I realize that she has done more to further the cause of literacy than any other human being on the face of the planet. She and her Angel Network have provided millions of dollars to people who, I’m sure, truly deserve her help. (Granted, most of the time it’s staged as a huge nationally televised event, but that’s neither here nor there.) She is enormously successful, incredibly wealthy, and hugely famous. She has earned a list of honors and kudos that include Emmys, a Golden Globe and an Academy Award nomination. She is loved and adored the whole world over. But nobody loves Oprah as much as Oprah and that, in a nutshell, is what I find so very unattractive about her.
I try to avoid her like the plague. But it’s hard to avoid a mega star whose television talk show airs twice a day, whose own face graces the cover of her magazine every single month, and whose name is behind a weekly half-hour radio show broadcasting from a new state-of-the-art XM studio at her very own Harpo Studios in Chicago. Not to mention, she doesn't seem to go anywhere or do anything without a complete camera crew in tow. No good deed goes unnoticed or undocumented.
There is a part of Oprah that wants you to believe that she is just like you. And that is why most of her fans love her. But another part of her makes it perfectly clear that she is not anything like the soccer mom who lives down the street. Oprah Winfrey is powerful and has friends in high places and is the first to tell you about it. She’ll invite experts on her show to give their opinion on issues ranging from parenting to relationships to cosmetic surgery, but is then quick to present her own ideas as if they are fact. Why bother asking the professionals when most of the audience believes everything Oprah has to say anyway. For awhile, her talk show opened with the song, “I’m Every Woman” but she is nothing like the women I know and I know some great women.
I was in the waiting area of my dentist’s office when I reluctantly picked up O Magazine and opened to a story about Oprah and her best friend Gayle. One of Oprah’s favorite things to do is name drop. She has made it abundantly clear that she includes the likes of Julia Roberts and Jennifer Aniston in her close circle of girlfriends.

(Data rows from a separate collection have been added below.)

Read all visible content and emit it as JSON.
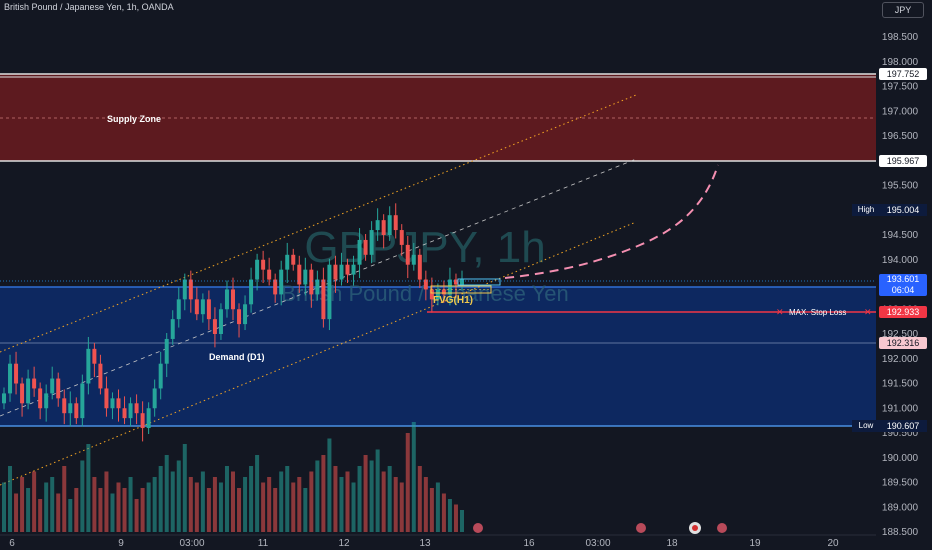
{
  "header": {
    "symbol_description": "British Pound / Japanese Yen, 1h, OANDA",
    "currency_button": "JPY"
  },
  "watermark": {
    "symbol": "GBPJPY, 1h",
    "name": "British Pound / Japanese Yen"
  },
  "zones": {
    "supply": {
      "label": "Supply Zone",
      "top": 197.752,
      "bottom": 195.967
    },
    "demand": {
      "label": "Demand (D1)",
      "top": 193.5,
      "bottom": 190.607,
      "mid": 192.316
    }
  },
  "annotations": {
    "fvg_label": "FVG(H1)",
    "stop_loss_label": "MAX. Stop Loss",
    "stop_loss_price": 192.933
  },
  "price_axis": {
    "ticks": [
      198.5,
      198.0,
      197.5,
      197.0,
      196.5,
      196.0,
      195.5,
      195.0,
      194.5,
      194.0,
      193.5,
      193.0,
      192.5,
      192.0,
      191.5,
      191.0,
      190.5,
      190.0,
      189.5,
      189.0,
      188.5
    ],
    "badges": {
      "supply_top": "197.752",
      "supply_bottom": "195.967",
      "high_label": "High",
      "high_value": "195.004",
      "current_price": "193.601",
      "countdown": "06:04",
      "stop_loss": "192.933",
      "demand_mid": "192.316",
      "low_label": "Low",
      "low_value": "190.607"
    }
  },
  "time_axis": {
    "labels": [
      "6",
      "9",
      "03:00",
      "11",
      "12",
      "13",
      "16",
      "03:00",
      "18",
      "19",
      "20"
    ]
  },
  "colors": {
    "background": "#131722",
    "supply_fill": "#5d1a1f",
    "demand_fill": "#0d2a66",
    "up_candle": "#26a69a",
    "down_candle": "#ef5350",
    "channel_orange": "#f5a623",
    "channel_mid": "#c8c8c8",
    "projection": "#f48fb1",
    "stop_loss": "#f23645",
    "price_line": "#2196f3",
    "fvg": "#f2c94c"
  },
  "chart_data": {
    "type": "candlestick",
    "symbol": "GBPJPY",
    "timeframe": "1h",
    "ylim": [
      188.3,
      199.0
    ],
    "close": [
      191.3,
      191.9,
      191.5,
      191.1,
      191.6,
      191.4,
      191.0,
      191.3,
      191.6,
      191.2,
      190.9,
      191.1,
      190.8,
      191.5,
      192.2,
      191.9,
      191.4,
      191.0,
      191.2,
      191.0,
      190.8,
      191.1,
      190.9,
      190.6,
      191.0,
      191.4,
      191.9,
      192.4,
      192.8,
      193.2,
      193.6,
      193.2,
      192.9,
      193.2,
      192.8,
      192.5,
      193.0,
      193.4,
      193.0,
      192.7,
      193.1,
      193.6,
      194.0,
      193.8,
      193.6,
      193.3,
      193.8,
      194.1,
      193.9,
      193.5,
      193.8,
      193.3,
      193.6,
      192.8,
      193.9,
      193.6,
      193.9,
      193.7,
      193.9,
      194.4,
      194.1,
      194.6,
      194.8,
      194.5,
      194.9,
      194.6,
      194.3,
      193.9,
      194.1,
      193.6,
      193.4,
      193.2,
      193.4,
      193.3,
      193.6,
      193.5,
      193.6
    ],
    "volume_relative": [
      0.45,
      0.6,
      0.35,
      0.5,
      0.4,
      0.55,
      0.3,
      0.45,
      0.5,
      0.35,
      0.6,
      0.3,
      0.4,
      0.65,
      0.8,
      0.5,
      0.4,
      0.55,
      0.35,
      0.45,
      0.4,
      0.5,
      0.3,
      0.4,
      0.45,
      0.5,
      0.6,
      0.7,
      0.55,
      0.65,
      0.8,
      0.5,
      0.45,
      0.55,
      0.4,
      0.5,
      0.45,
      0.6,
      0.55,
      0.4,
      0.5,
      0.6,
      0.7,
      0.45,
      0.5,
      0.4,
      0.55,
      0.6,
      0.45,
      0.5,
      0.4,
      0.55,
      0.65,
      0.7,
      0.85,
      0.6,
      0.5,
      0.55,
      0.45,
      0.6,
      0.7,
      0.65,
      0.75,
      0.55,
      0.6,
      0.5,
      0.45,
      0.9,
      1.0,
      0.6,
      0.5,
      0.4,
      0.45,
      0.35,
      0.3,
      0.25,
      0.2
    ],
    "high": 195.004,
    "low": 190.607,
    "current": 193.601
  }
}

But Gayle is her BFF, always has been, always will be. Of course, since everything Oprah does is magnificent it didn’t surprise me to learn that her friendship with Gayle is something that the average person cannot get their head around. In the article she says, “Other people’s definition of “friend” isn’t what ours is”. Hmm. Even her friendships are different (read: better) than the average woman’s.
I’ll give it to you, she’s got a bigger book club than I do and I certainly wouldn’t put my PTA committee up against her Angel Network, but if Oprah wants to go head to head with me in the girlfriend department, I’m ready. I say bring it on, O. My BFF and I have got everything she and Gayle have and more. Oprah might know more about running a multi-million dollar production company and losing weight than the average person, but she does not have a lock on the friendship market. Even an average Joe Blow like me is capable of having dear friends and deep friendships. I don’t have to tell anybody how phenomenal my best friend is; her kind and gracious spirit speak for themselves. Most women share a deep bond with a special girlfriend and if Oprah really was “every woman” she would know that to be true.
Some day I would like to have a book of my essays published. I’m not stupid; I realize that with Oprah’s blessing, I could make it to the New York Times’ best-seller list overnight. I may just have to eat crow and crawl on her stage begging for forgiveness. In my fantasy, Oprah reluctantly admits that she loves my book, but not before convincing me to omit the essay about her. Because really, in the end, doesn’t Oprah always get what she wants? I’m content knowing that I have one thing that Oprah will never get and that is my priceless friendship with my BFF.